Duplicate Content Revisited
Google tries to select the dupes and then put all but one of them into the “supplemental index”. If a domain has just a few instances of duplication like this in the Google index, things tend to go on as normal. But when many, many urls start showing up, all with identical content, then something seems to get tripped at Google and a site can start to see trouble.
One of my domains in supplemental hell (where not even my home page can be found on the first page of a site: query) uses a few directories to link off to sponsors - this adds up to a few thousand supplemental URLs out of 7,000 indexed. I also have session ID type seed in urls that results in thousands of supplementals. The result? I’m seeing even unqiue pages end up being listed by Google as supplemental.

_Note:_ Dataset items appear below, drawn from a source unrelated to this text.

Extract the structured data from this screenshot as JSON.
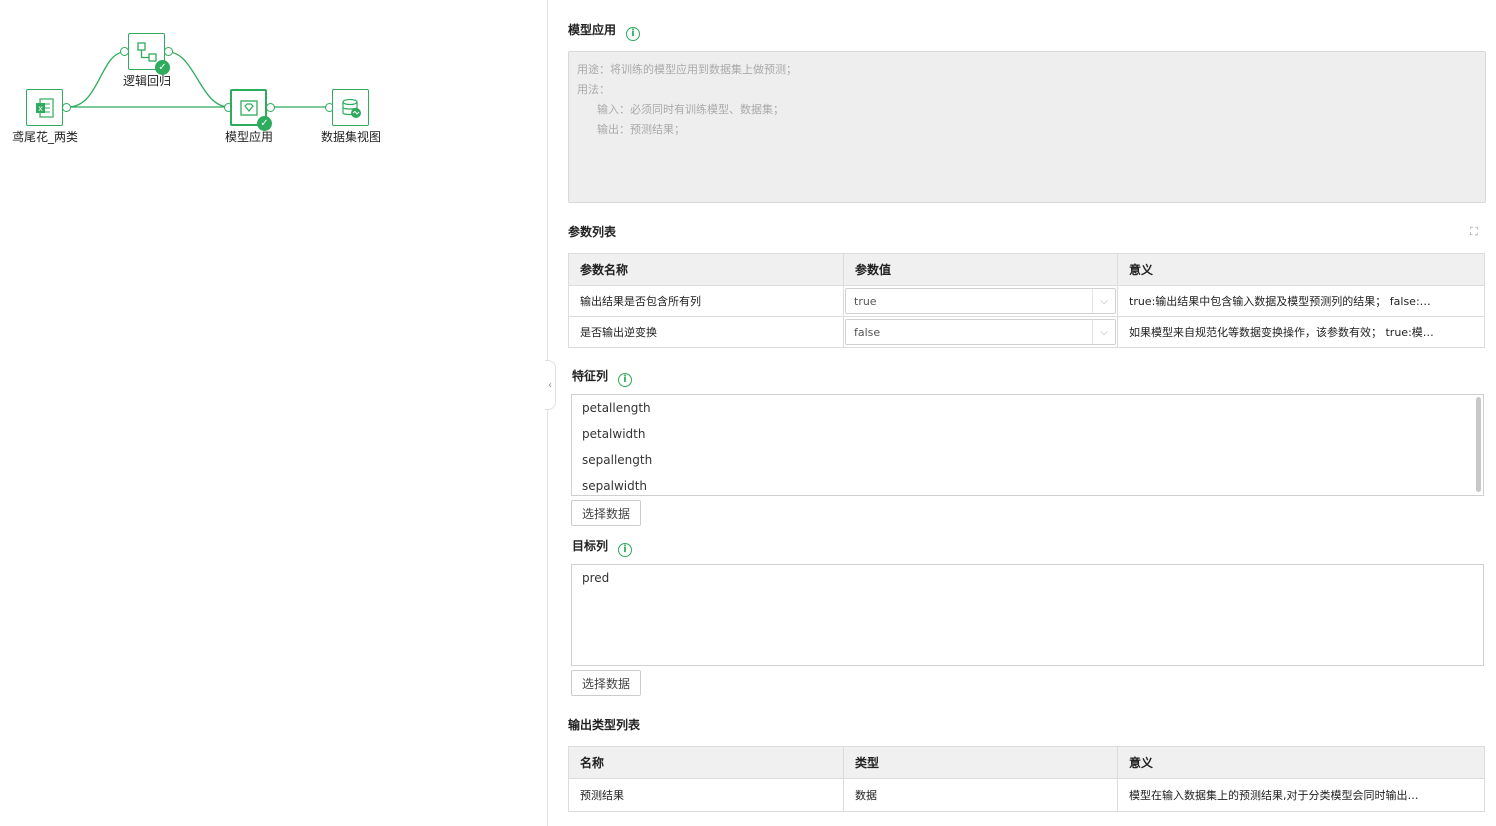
{
  "flow": {
    "nodes": {
      "iris": "鸢尾花_两类",
      "lr": "逻辑回归",
      "apply": "模型应用",
      "view": "数据集视图"
    }
  },
  "panel": {
    "title": "模型应用",
    "description": {
      "purpose": "用途：将训练的模型应用到数据集上做预测；",
      "usage": "用法：",
      "input": "输入：必须同时有训练模型、数据集；",
      "output": "输出：预测结果；"
    },
    "params": {
      "title": "参数列表",
      "headers": [
        "参数名称",
        "参数值",
        "意义"
      ],
      "rows": [
        {
          "name": "输出结果是否包含所有列",
          "value": "true",
          "meaning": "true:输出结果中包含输入数据及模型预测列的结果； false:…"
        },
        {
          "name": "是否输出逆变换",
          "value": "false",
          "meaning": "如果模型来自规范化等数据变换操作，该参数有效； true:模…"
        }
      ]
    },
    "features": {
      "title": "特征列",
      "items": [
        "petallength",
        "petalwidth",
        "sepallength",
        "sepalwidth"
      ],
      "button": "选择数据"
    },
    "target": {
      "title": "目标列",
      "items": [
        "pred"
      ],
      "button": "选择数据"
    },
    "output_types": {
      "title": "输出类型列表",
      "headers": [
        "名称",
        "类型",
        "意义"
      ],
      "rows": [
        {
          "name": "预测结果",
          "type": "数据",
          "meaning": "模型在输入数据集上的预测结果,对于分类模型会同时输出…"
        }
      ]
    }
  }
}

Still, didn’t Matt Cutts say there’s no such thing as “duplicate content penalty?” What tedster says doesn’t sound like a mere filter - it sounds like a site wide penalty. Then again, I never fully trust what anyone says. I mean…Google didn’t even notice the sandbox phenomenon until someone pointed it out to them :)
Why doesn’t Google just want to forget supplementals? (speculation) Because if any page points to them, Moz-bot will have to recrawl them later, and it’s better to have records of these urls to avoid wasting time recrawling and indexing them.
Makes you want to start a few domains over from scratch, doesn’t it? My only hope at this point is to increase the number of incoming links, beef up PR sitewide and write more content. Still, seeing site:domain.com return the same SERP for the last 2-3 weeks isn’t encouraging.